Tuesday, January 20, 2009
Stuard also uses a number of other themes to organize her arguments. She relies heavily on changing marriage dowries (marriage/family; economics) and the male clergy's interpretation of Christian doctrine (religion) and classic Aristotelian dogma to explain why women slowly lost rights to govern, make laws, and receive education (citizenship and law; education). Ultimately, the progress that men experienced in these centuries resulted in the loss of rights for women as they were given the negatives of attributes assigned to men. These developments are still impacting our society today, making the modern women's movements necessities for achieving equality (feminism).
Tuesday, January 13, 2009
1. I think that Elaine Sciolino's article can fall under Law, Education & Citizenship and Employment & Work. It works in both of these categories because of the emphasis on women's roles in politics both in the past and currently in France. Another category that would work would be Feminism. It is argued in the article that Royal emphasizes both feminine and feminist traits to win over the voting public.
2. Bonnie Erbe's article goes well in the Gender category because it discusses how the roles of men and women are changing in regards to working in the business world and at home. This article also fits under Categories of Difference because it seems that the sample of people discussed were only couples living in urban areas.

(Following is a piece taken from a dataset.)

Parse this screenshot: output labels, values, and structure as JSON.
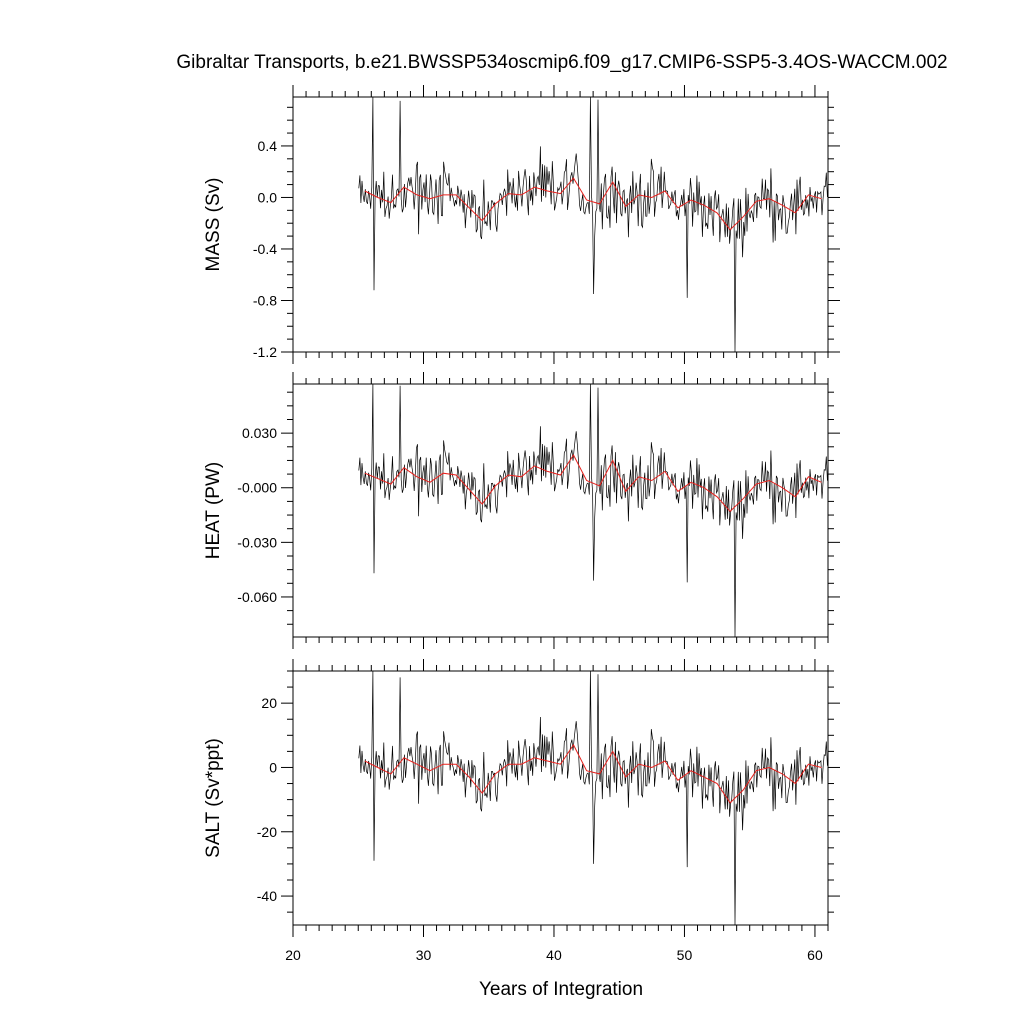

3. The Family: A Proclamation to the World goes well in the category of Gender. Throughout the document men and women are referred to in equal terms. though some roles are specifically mentioned for each sex there are no specific limitations put on being able to also participate in other roles as part of a couple or as a parent. Obviously this also goes under Marriage & Family because it discusses both in combination between husband and wife and also in regards to separate responsibilities of each.

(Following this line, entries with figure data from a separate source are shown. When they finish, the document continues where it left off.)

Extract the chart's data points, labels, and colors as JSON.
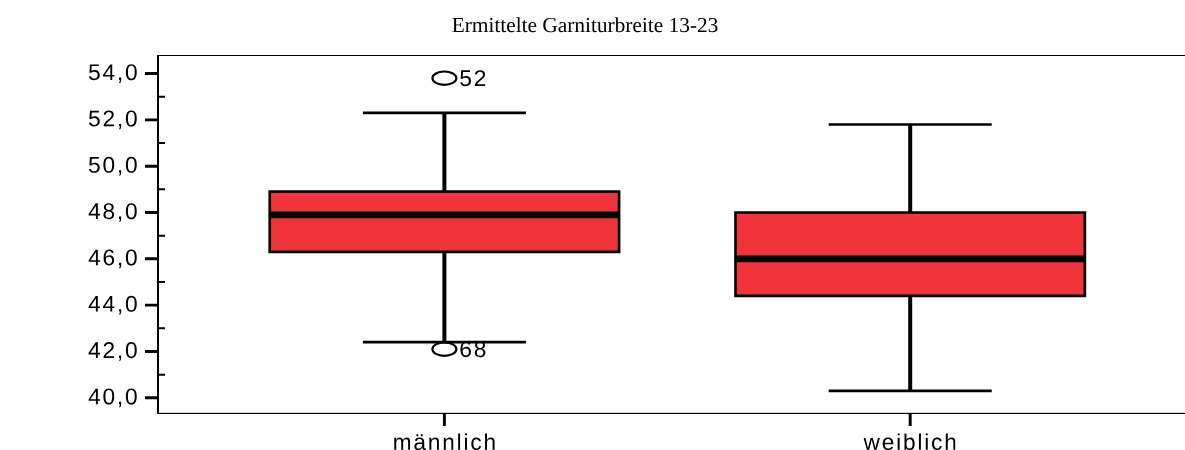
{
  "chart_data": {
    "type": "box",
    "title": "Ermittelte Garniturbreite 13-23",
    "categories": [
      "männlich",
      "weiblich"
    ],
    "color": "#f0343a",
    "boxes": [
      {
        "low": 42.4,
        "q1": 46.3,
        "median": 47.9,
        "q3": 48.9,
        "high": 52.3,
        "outliers": [
          53.8,
          42.1
        ]
      },
      {
        "low": 40.3,
        "q1": 44.4,
        "median": 46.0,
        "q3": 48.0,
        "high": 51.8
      }
    ],
    "ylim": [
      39.3,
      54.8
    ],
    "yticks": [
      {
        "value": 40,
        "label": "40,0"
      },
      {
        "value": 41,
        "label": null
      },
      {
        "value": 42,
        "label": "42,0"
      },
      {
        "value": 43,
        "label": null
      },
      {
        "value": 44,
        "label": "44,0"
      },
      {
        "value": 45,
        "label": null
      },
      {
        "value": 46,
        "label": "46,0"
      },
      {
        "value": 47,
        "label": null
      },
      {
        "value": 48,
        "label": "48,0"
      },
      {
        "value": 49,
        "label": null
      },
      {
        "value": 50,
        "label": "50,0"
      },
      {
        "value": 51,
        "label": null
      },
      {
        "value": 52,
        "label": "52,0"
      },
      {
        "value": 53,
        "label": null
      },
      {
        "value": 54,
        "label": "54,0"
      }
    ],
    "annotations": [
      "52",
      "68"
    ],
    "grid": false
  }
}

4. Categories of Difference is a good fit for Robert Ebert's article because it discusses the way class and age differences between Queen Elizabeth and Sir Walter Raleigh were ignored or smoothed over in the movie. It also works in Feminism in that the movie seems to take a woman who was in charge of the country and downplays that role to the point that the focus on her is the romantic aspect of her life which in reality did not even exist.
5. Robin Abcarian's article on the public's reaction to Sarah Palin as a Vice Presidential Candidate could be put into the category of Feminism because the article mentions how Palin is representing a new type of feminist. A conservative feminist. Also, the article goes well with Marriage & Family because it discusses how Palin's family represents a sort of opposite of the traditional American household. Palin is a mother of 5 who has a very demanding career but whose husband is extremely supportive of it. That idea is different and still somewhat new to many people in the world today.

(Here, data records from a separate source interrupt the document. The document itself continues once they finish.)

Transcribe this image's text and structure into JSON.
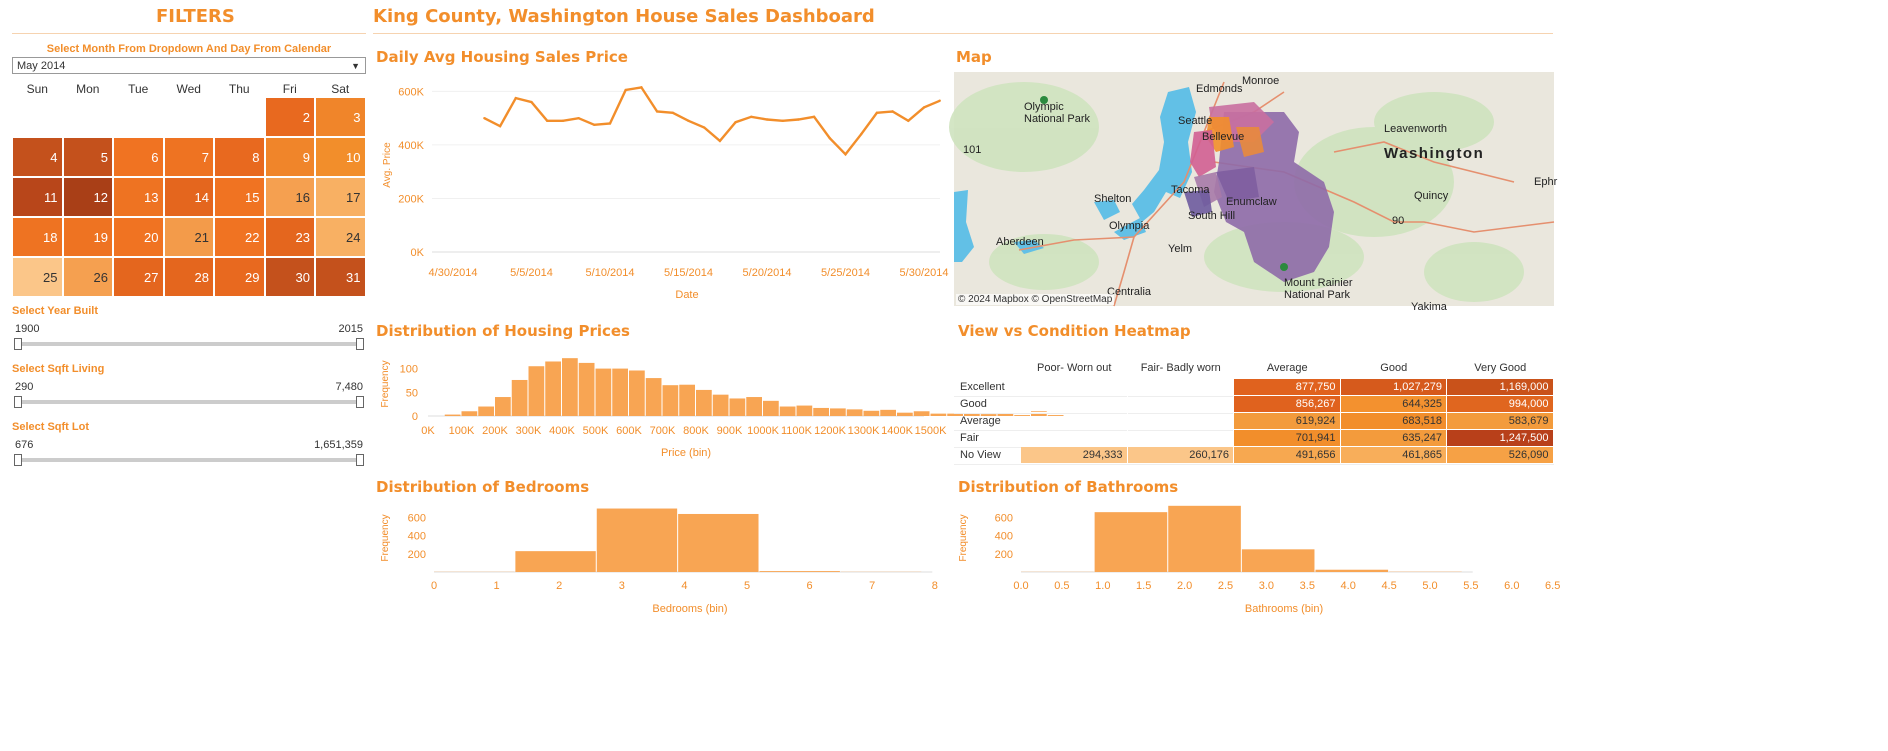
{
  "filters_title": "FILTERS",
  "dashboard_title": "King County, Washington House Sales Dashboard",
  "calendar": {
    "label": "Select Month From Dropdown And Day From Calendar",
    "selected_month": "May 2014",
    "weekdays": [
      "Sun",
      "Mon",
      "Tue",
      "Wed",
      "Thu",
      "Fri",
      "Sat"
    ],
    "days": [
      {
        "day": "2",
        "col": 5,
        "row": 0,
        "color": "#e8691f"
      },
      {
        "day": "3",
        "col": 6,
        "row": 0,
        "color": "#f0852a"
      },
      {
        "day": "4",
        "col": 0,
        "row": 1,
        "color": "#c4511c"
      },
      {
        "day": "5",
        "col": 1,
        "row": 1,
        "color": "#c4511c"
      },
      {
        "day": "6",
        "col": 2,
        "row": 1,
        "color": "#f07322"
      },
      {
        "day": "7",
        "col": 3,
        "row": 1,
        "color": "#ee7322"
      },
      {
        "day": "8",
        "col": 4,
        "row": 1,
        "color": "#e8691f"
      },
      {
        "day": "9",
        "col": 5,
        "row": 1,
        "color": "#f0852a"
      },
      {
        "day": "10",
        "col": 6,
        "row": 1,
        "color": "#f28e2b"
      },
      {
        "day": "11",
        "col": 0,
        "row": 2,
        "color": "#b8461a"
      },
      {
        "day": "12",
        "col": 1,
        "row": 2,
        "color": "#a93f17"
      },
      {
        "day": "13",
        "col": 2,
        "row": 2,
        "color": "#ee7322"
      },
      {
        "day": "14",
        "col": 3,
        "row": 2,
        "color": "#e4661e"
      },
      {
        "day": "15",
        "col": 4,
        "row": 2,
        "color": "#f07322"
      },
      {
        "day": "16",
        "col": 5,
        "row": 2,
        "color": "#f5a050"
      },
      {
        "day": "17",
        "col": 6,
        "row": 2,
        "color": "#f8b063"
      },
      {
        "day": "18",
        "col": 0,
        "row": 3,
        "color": "#ee7322"
      },
      {
        "day": "19",
        "col": 1,
        "row": 3,
        "color": "#ee7322"
      },
      {
        "day": "20",
        "col": 2,
        "row": 3,
        "color": "#f07322"
      },
      {
        "day": "21",
        "col": 3,
        "row": 3,
        "color": "#f39b4a"
      },
      {
        "day": "22",
        "col": 4,
        "row": 3,
        "color": "#f07322"
      },
      {
        "day": "23",
        "col": 5,
        "row": 3,
        "color": "#e4661e"
      },
      {
        "day": "24",
        "col": 6,
        "row": 3,
        "color": "#f8b063"
      },
      {
        "day": "25",
        "col": 0,
        "row": 4,
        "color": "#fbc689"
      },
      {
        "day": "26",
        "col": 1,
        "row": 4,
        "color": "#f5a050"
      },
      {
        "day": "27",
        "col": 2,
        "row": 4,
        "color": "#e4661e"
      },
      {
        "day": "28",
        "col": 3,
        "row": 4,
        "color": "#e4661e"
      },
      {
        "day": "29",
        "col": 4,
        "row": 4,
        "color": "#e8691f"
      },
      {
        "day": "30",
        "col": 5,
        "row": 4,
        "color": "#c4511c"
      },
      {
        "day": "31",
        "col": 6,
        "row": 4,
        "color": "#c4511c"
      }
    ]
  },
  "sliders": [
    {
      "label": "Select Year Built",
      "min": "1900",
      "max": "2015"
    },
    {
      "label": "Select Sqft Living",
      "min": "290",
      "max": "7,480"
    },
    {
      "label": "Select Sqft Lot",
      "min": "676",
      "max": "1,651,359"
    }
  ],
  "section_titles": {
    "line": "Daily Avg Housing Sales Price",
    "map": "Map",
    "price_hist": "Distribution of Housing Prices",
    "heatmap": "View vs Condition Heatmap",
    "bedrooms": "Distribution of Bedrooms",
    "bathrooms": "Distribution of Bathrooms"
  },
  "map": {
    "attribution": "© 2024 Mapbox © OpenStreetMap",
    "places": [
      {
        "name": "Monroe",
        "big": false
      },
      {
        "name": "Edmonds",
        "big": false
      },
      {
        "name": "Olympic\nNational Park",
        "big": false
      },
      {
        "name": "Leavenworth",
        "big": false
      },
      {
        "name": "Washington",
        "big": true
      },
      {
        "name": "Seattle",
        "big": false
      },
      {
        "name": "Tacoma",
        "big": false
      },
      {
        "name": "Shelton",
        "big": false
      },
      {
        "name": "South Hill",
        "big": false
      },
      {
        "name": "Olympia",
        "big": false
      },
      {
        "name": "Aberdeen",
        "big": false
      },
      {
        "name": "Yelm",
        "big": false
      },
      {
        "name": "Quincy",
        "big": false
      },
      {
        "name": "Centralia",
        "big": false
      },
      {
        "name": "Mount Rainier\nNational Park",
        "big": false
      },
      {
        "name": "Yakima",
        "big": false
      },
      {
        "name": "Ephr",
        "big": false
      },
      {
        "name": "101",
        "big": false
      },
      {
        "name": "90",
        "big": false
      },
      {
        "name": "Bellevue",
        "big": false
      },
      {
        "name": "Enumclaw",
        "big": false
      }
    ]
  },
  "colors": {
    "accent": "#f28e2b",
    "bar": "#f8a553",
    "title": "#f28e2b"
  },
  "chart_data": [
    {
      "type": "line",
      "title": "Daily Avg Housing Sales Price",
      "xlabel": "Date",
      "ylabel": "Avg. Price",
      "x_ticks": [
        "4/30/2014",
        "5/5/2014",
        "5/10/2014",
        "5/15/2014",
        "5/20/2014",
        "5/25/2014",
        "5/30/2014"
      ],
      "y_ticks": [
        "0K",
        "200K",
        "400K",
        "600K"
      ],
      "ylim": [
        0,
        650000
      ],
      "x": [
        "2014-05-02",
        "2014-05-03",
        "2014-05-04",
        "2014-05-05",
        "2014-05-06",
        "2014-05-07",
        "2014-05-08",
        "2014-05-09",
        "2014-05-10",
        "2014-05-11",
        "2014-05-12",
        "2014-05-13",
        "2014-05-14",
        "2014-05-15",
        "2014-05-16",
        "2014-05-17",
        "2014-05-18",
        "2014-05-19",
        "2014-05-20",
        "2014-05-21",
        "2014-05-22",
        "2014-05-23",
        "2014-05-24",
        "2014-05-25",
        "2014-05-26",
        "2014-05-27",
        "2014-05-28",
        "2014-05-29",
        "2014-05-30",
        "2014-05-31"
      ],
      "series": [
        {
          "values": [
            500000,
            470000,
            575000,
            560000,
            490000,
            490000,
            500000,
            475000,
            480000,
            605000,
            615000,
            525000,
            520000,
            490000,
            465000,
            415000,
            485000,
            505000,
            495000,
            490000,
            495000,
            505000,
            425000,
            365000,
            440000,
            520000,
            525000,
            490000,
            540000,
            565000
          ]
        }
      ]
    },
    {
      "type": "bar",
      "title": "Distribution of Housing Prices",
      "xlabel": "Price (bin)",
      "ylabel": "Frequency",
      "x_ticks": [
        "0K",
        "100K",
        "200K",
        "300K",
        "400K",
        "500K",
        "600K",
        "700K",
        "800K",
        "900K",
        "1000K",
        "1100K",
        "1200K",
        "1300K",
        "1400K",
        "1500K"
      ],
      "y_ticks": [
        "0",
        "50",
        "100"
      ],
      "ylim": [
        0,
        135
      ],
      "bin_start": 0,
      "bin_width": 50000,
      "values": [
        0,
        3,
        10,
        20,
        40,
        76,
        105,
        115,
        122,
        112,
        100,
        100,
        96,
        80,
        65,
        66,
        55,
        45,
        37,
        40,
        32,
        20,
        22,
        17,
        16,
        14,
        11,
        13,
        7,
        10,
        5,
        5,
        6,
        4,
        6,
        2,
        10,
        2
      ]
    },
    {
      "type": "heatmap",
      "title": "View vs Condition Heatmap",
      "columns": [
        "Poor- Worn out",
        "Fair- Badly worn",
        "Average",
        "Good",
        "Very Good"
      ],
      "rows": [
        "Excellent",
        "Good",
        "Average",
        "Fair",
        "No View"
      ],
      "values": [
        [
          "",
          "",
          "877,750",
          "1,027,279",
          "1,169,000"
        ],
        [
          "",
          "",
          "856,267",
          "644,325",
          "994,000"
        ],
        [
          "",
          "",
          "619,924",
          "683,518",
          "583,679"
        ],
        [
          "",
          "",
          "701,941",
          "635,247",
          "1,247,500"
        ],
        [
          "294,333",
          "260,176",
          "491,656",
          "461,865",
          "526,090"
        ]
      ],
      "cell_colors": [
        [
          "",
          "",
          "#e0621e",
          "#d65a1c",
          "#c9521a"
        ],
        [
          "",
          "",
          "#e0621e",
          "#f3912f",
          "#e0661f"
        ],
        [
          "",
          "",
          "#f39b3c",
          "#f28e2b",
          "#f39b3c"
        ],
        [
          "",
          "",
          "#f28e2b",
          "#f39b3c",
          "#b8401a"
        ],
        [
          "#fbc689",
          "#fbc689",
          "#f7a850",
          "#f8ae5a",
          "#f6a145"
        ]
      ]
    },
    {
      "type": "bar",
      "title": "Distribution of Bedrooms",
      "xlabel": "Bedrooms (bin)",
      "ylabel": "Frequency",
      "x_ticks": [
        "0",
        "1",
        "2",
        "3",
        "4",
        "5",
        "6",
        "7",
        "8"
      ],
      "y_ticks": [
        "200",
        "400",
        "600"
      ],
      "ylim": [
        0,
        750
      ],
      "bin_edges": [
        0,
        1.3,
        2.6,
        3.9,
        5.2,
        6.5,
        7.8
      ],
      "values": [
        2,
        230,
        700,
        640,
        10,
        2
      ]
    },
    {
      "type": "bar",
      "title": "Distribution of Bathrooms",
      "xlabel": "Bathrooms (bin)",
      "ylabel": "Frequency",
      "x_ticks": [
        "0.0",
        "0.5",
        "1.0",
        "1.5",
        "2.0",
        "2.5",
        "3.0",
        "3.5",
        "4.0",
        "4.5",
        "5.0",
        "5.5",
        "6.0",
        "6.5"
      ],
      "y_ticks": [
        "200",
        "400",
        "600"
      ],
      "ylim": [
        0,
        750
      ],
      "bin_edges": [
        0,
        0.9,
        1.8,
        2.7,
        3.6,
        4.5,
        5.4
      ],
      "values": [
        2,
        660,
        730,
        250,
        25,
        3
      ]
    }
  ]
}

Saturday, January 10, 2009
As for the second piece of reading it also falls under the theme of gender. In Joan Kelly's work she uses gender or the differing ideals of men and women, as well as the differences in their power during the Medieval period and that of the Renaissance period, to show that unlike most men the Renaissance for women actually meant a decrease in power and another shift in gender relations. To some the piece could more directly be placed under the theme of marriage and family because of Kelly's emphasis. But that is only part of the whole picture, because Kelly uses marriage, family, the courtly love of the medieval period, and ladies of the court in the Renaissance to show the shift in even the minor power that was granted women in the medieval period to that of their husbands.